Step 4: Include All of Your Income

Creditors like to know your income information in order to have an idea about how much credit they can lend to you reasonably without taking the undue risk that you will become overextended and not pay them back.

As a result, don’t be put off by the income questions on a credit application, and make sure that you put down what all of your income really is. Furthermore, things like social security distributions, alimony, and even tuition (if you aren’t the one paying it) can be included as income in many circumstances.

Step 5: If it Fails, Take Some Time

Being rejected for a credit card really stinks. Often, it will hurt your credit score for a little while as a result of the hard pull made on your account, and it lessens your chances of being approved for other cards in the near-term.

As a result, if you have recently been rejected for a credit card application, or if you don’t think that you would be approved right now for the high-style rewards card that you want, it may be worth it to take a few months or even a couple of years and just work on your credit score to make sure that it is in a great place for when you do decide to apply (or re-apply, in some instances).

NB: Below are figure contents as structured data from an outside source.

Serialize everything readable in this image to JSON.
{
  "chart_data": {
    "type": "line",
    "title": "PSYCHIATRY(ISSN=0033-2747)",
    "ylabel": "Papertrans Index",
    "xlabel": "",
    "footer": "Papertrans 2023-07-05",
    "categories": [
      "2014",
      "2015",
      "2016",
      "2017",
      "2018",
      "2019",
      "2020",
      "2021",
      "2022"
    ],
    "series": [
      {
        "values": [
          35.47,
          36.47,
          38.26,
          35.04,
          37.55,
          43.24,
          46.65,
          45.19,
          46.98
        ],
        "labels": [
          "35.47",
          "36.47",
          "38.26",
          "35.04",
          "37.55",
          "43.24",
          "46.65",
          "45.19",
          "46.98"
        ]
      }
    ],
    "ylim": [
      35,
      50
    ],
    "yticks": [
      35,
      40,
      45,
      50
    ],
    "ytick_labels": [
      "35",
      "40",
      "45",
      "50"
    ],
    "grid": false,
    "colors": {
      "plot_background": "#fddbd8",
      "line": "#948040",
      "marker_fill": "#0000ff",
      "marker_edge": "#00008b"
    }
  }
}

As Cynthia Meyer of has reported in the past, some of the main things that you can do to improve your credit score quickly are:

  1. Pay off any outstanding balances that you may have. This will serve to reduce your credit “utility”, meaning the amount of credit that you are using when compared to how much credit is available to you, and a lower credit utility will improve your score.
  2. Aim to make consistent, on-time payments. Even if you are only able to pay the minimum balance that is due each month, recording on-time payments for a few months at a time will serve as a boon to your credit score. Of course, you should seek to pay your balance in full eventually.
  3. Obtain a copy of your credit report and fix errors. Often, creditors will accidentally report events to the wrong accounts or something odd besides that will happen and you may find that your credit report has inaccurate information on it. By contacting the credit bureaus and removing this false information, your score should improve.

Wrapping Up

If you take these steps, you should be able to apply for a credit card in a way that makes you more likely to get approved. Or, if you are afraid that you won’t be approved at first, following our tips for improving your credit score should help to strengthen your resolve (and your score!) over time.